Friday, January 3, 2020

Mischief managed

On Thanksgiving Day, as the smells of turkey and sweet potatoes wafted through our apartment, I snuggled up with my 7-year-old to read with him.

Unfortunately, I hadn’t calibrated our position in the book with our holiday meal. As the sky darkened and my husband and his mother brought our Thanksgiving meal to the table, Eli and I reached the end of “Harry Potter and the Half-Blood Prince,” which — no spoilers! — chillingly details one of the most upsetting climaxes in modern American literature, young adult or otherwise. 

When Eli came to the table, he was dripping tears into his turkey. Every few moments, he let out a fresh wail. When I said, consolingly, that the long weekend would give us time to watch the accompanying film, he shook his head.

“Then I’ll have to live through it twice,” he sniffled.

Did I feel guilty that I had ruined Thanksgiving? Yes. Was it nevertheless one of the highlights of my parenting life to date? Also yes.

He had become so absorbed in the story, so devoted to a fictional character that he felt compelled to grieve for him, and I couldn’t have been prouder.


I’ve been a Harry Potter fan since I was 17 and my friends and I persuaded our participatory democracy teacher Mr. Moskowitz to let us read an excerpt to the class from “Harry Potter and the Sorcerer’s Stone” for...reasons I can’t recall. It’s no exaggeration to say I’ve been waiting Eli’s whole life to read the books with him.

But for a long time, he was resistant and I was hesitant — first, because he was too young, and then, because I was nervous that he wouldn’t love them the way I did and I would be disappointed. 

Because I love the Harry Potter books — I mean, I really, really love them. I’ve read the entire series, at minimum, a dozen times. (That’s a conservative estimate.) Every time, there’s something new and magical in the experience.

Before Eli and I read the series together, I had never read the books aloud before. I worked on perfecting my character voices (Snape was the easiest; just do a full-on imitation of Alan Rickman and draw...out...every...syllable) and pronouncing tongue-twisting spells. Every time Gryffindor won a Quidditch match, Eli would pump his fist. When a Death Eater smashed Neville’s nose during the battle in the Department of Mysteries at the end of the fifth book, Eli was so upset he shouted his first legitimate swear word.
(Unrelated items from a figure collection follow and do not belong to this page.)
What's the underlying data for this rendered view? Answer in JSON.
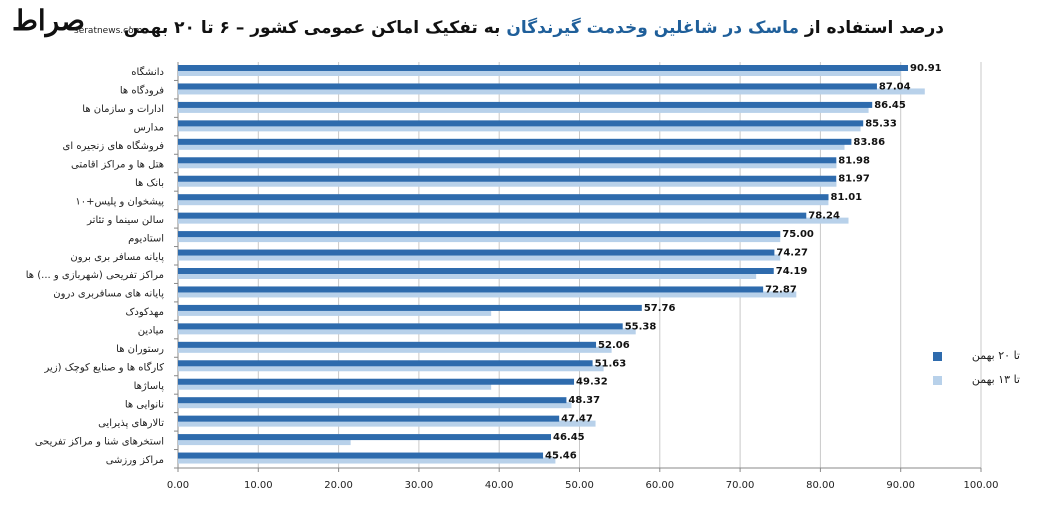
{
  "logo": {
    "mark": "صراط",
    "site": "seratnews.com"
  },
  "title": {
    "part1": "درصد استفاده از ",
    "highlight": "ماسک در شاغلین وخدمت گیرندگان",
    "part2": " به تفکیک اماکن عمومی کشور  –  ۶  تا  ۲۰ بهمن"
  },
  "colors": {
    "dark": "#2e6bad",
    "light": "#b8d1ea",
    "grid": "#c9c9c9"
  },
  "chart_data": {
    "type": "bar",
    "orientation": "horizontal",
    "xlim": [
      0,
      100
    ],
    "x_ticks": [
      "0.00",
      "10.00",
      "20.00",
      "30.00",
      "40.00",
      "50.00",
      "60.00",
      "70.00",
      "80.00",
      "90.00",
      "100.00"
    ],
    "x_tick_values": [
      0,
      10,
      20,
      30,
      40,
      50,
      60,
      70,
      80,
      90,
      100
    ],
    "grid": "vertical",
    "legend_position": "right",
    "categories": [
      "دانشگاه",
      "فرودگاه ها",
      "ادارات و سازمان ها",
      "مدارس",
      "فروشگاه های زنجیره ای",
      "هتل ها و مراکز اقامتی",
      "بانک ها",
      "پیشخوان و پلیس+۱۰",
      "سالن سینما و تئاتر",
      "استادیوم",
      "پایانه مسافر بری برون",
      "مراکز تفریحی (شهربازی و ...) ها",
      "پایانه های مسافربری درون",
      "مهدکودک",
      "میادین",
      "رستوران ها",
      "کارگاه ها و صنایع کوچک (زیر",
      "پاساژها",
      "نانوایی ها",
      "تالارهای پذیرایی",
      "استخرهای شنا و مراکز تفریحی",
      "مراکز ورزشی"
    ],
    "series": [
      {
        "name": "تا ۲۰ بهمن",
        "color": "#2e6bad",
        "values": [
          90.91,
          87.04,
          86.45,
          85.33,
          83.86,
          81.98,
          81.97,
          81.01,
          78.24,
          75.0,
          74.27,
          74.19,
          72.87,
          57.76,
          55.38,
          52.06,
          51.63,
          49.32,
          48.37,
          47.47,
          46.45,
          45.46
        ],
        "labels": [
          "90.91",
          "87.04",
          "86.45",
          "85.33",
          "83.86",
          "81.98",
          "81.97",
          "81.01",
          "78.24",
          "75.00",
          "74.27",
          "74.19",
          "72.87",
          "57.76",
          "55.38",
          "52.06",
          "51.63",
          "49.32",
          "48.37",
          "47.47",
          "46.45",
          "45.46"
        ]
      },
      {
        "name": "تا ۱۳ بهمن",
        "color": "#b8d1ea",
        "values": [
          90.0,
          93.0,
          86.0,
          85.0,
          83.0,
          82.0,
          82.0,
          81.0,
          83.5,
          75.0,
          75.0,
          72.0,
          77.0,
          39.0,
          57.0,
          54.0,
          53.0,
          39.0,
          49.0,
          52.0,
          21.5,
          47.0
        ]
      }
    ]
  }
}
When he took the Sorting Quiz on Pottermore and was Sorted into Hufflepuff, he embraced his Hufflepuff pride with aplomb. On Halloween, if we passed anyone wearing a Hogwarts costume, he’d shout out, “Hey Gryffindor! I’m a Hufflepuff!”
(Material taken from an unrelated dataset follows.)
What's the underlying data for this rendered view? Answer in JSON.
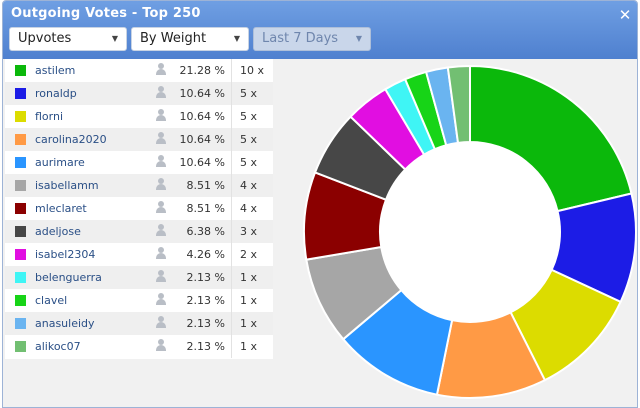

When we started the series, we were following a standard one-chapter-per-day schedule. But Eli soon demanded what felt like round-the-clock readings of Harry Potter; in the morning, he would follow me to the kitchen and insist that I keep reading as I made my coffee, and during the ending of a particularly memorable chapter I had to read to him as we walked to school.

When I was a kid, reading was my thing, my identity. I prided myself on checking out the maximum number of books allowed from the library (at the time it was 25) and packing an extra vacation bag especially for books. (Pre-Kindle!) I bragged that my father was a librarian and would cancel all my late fees. (Thanks, Dad.) No one had a smartphone (no one even had a dumbphone, for that matter). No one was a YouTube star. Reading was what I had.

In early December, just as we were embarking on our final reckoning with “Harry Potter and the Deathly Hallows,” we got an invitation to attend the “Star Student” awards at Eli’s school. In kindergarten and in first grade, Eli’s award was for “effort,” which I always assumed was code for “tries hard at being a pain.” But this year, he was recognized as an...Avid Reader!

Eli is such a firecracker of a kid. Much of the time, I’m wondering how he and I can possibly be related, let alone how on earth I could have spawned him. But that night, the evidence spoke for itself. I had successfully produced a fellow Avid Reader!

On the first Friday night of winter vacation, I told Eli we were going to stay up late and read the three most pivotal chapters in the climax of “Deathly Hallows”: The Prince’s Tale, The Forest Again and King’s Cross. We turned off the lights in the living room and he lay on his gigantic puppy pillow so he could bury his face in it when tears came. When we came to I open at the close...I didn’t so much read the words as weep them.

Just as Dumbledore tells Snape that Harry's deepest nature is more like his mother's, I've always felt that Eli's deepest nature is more like his father's. They've bonded over various shared interests: Legos, video games, fencing, terrible 99-cent pizza. This is, perhaps, the first time I've loved something so deeply and convinced Eli to love it too.

Last night, Eli said to me, "Mom, we need a new series." I was so tickled. A new series, a new adventure for us to embark on together as Avid Readers.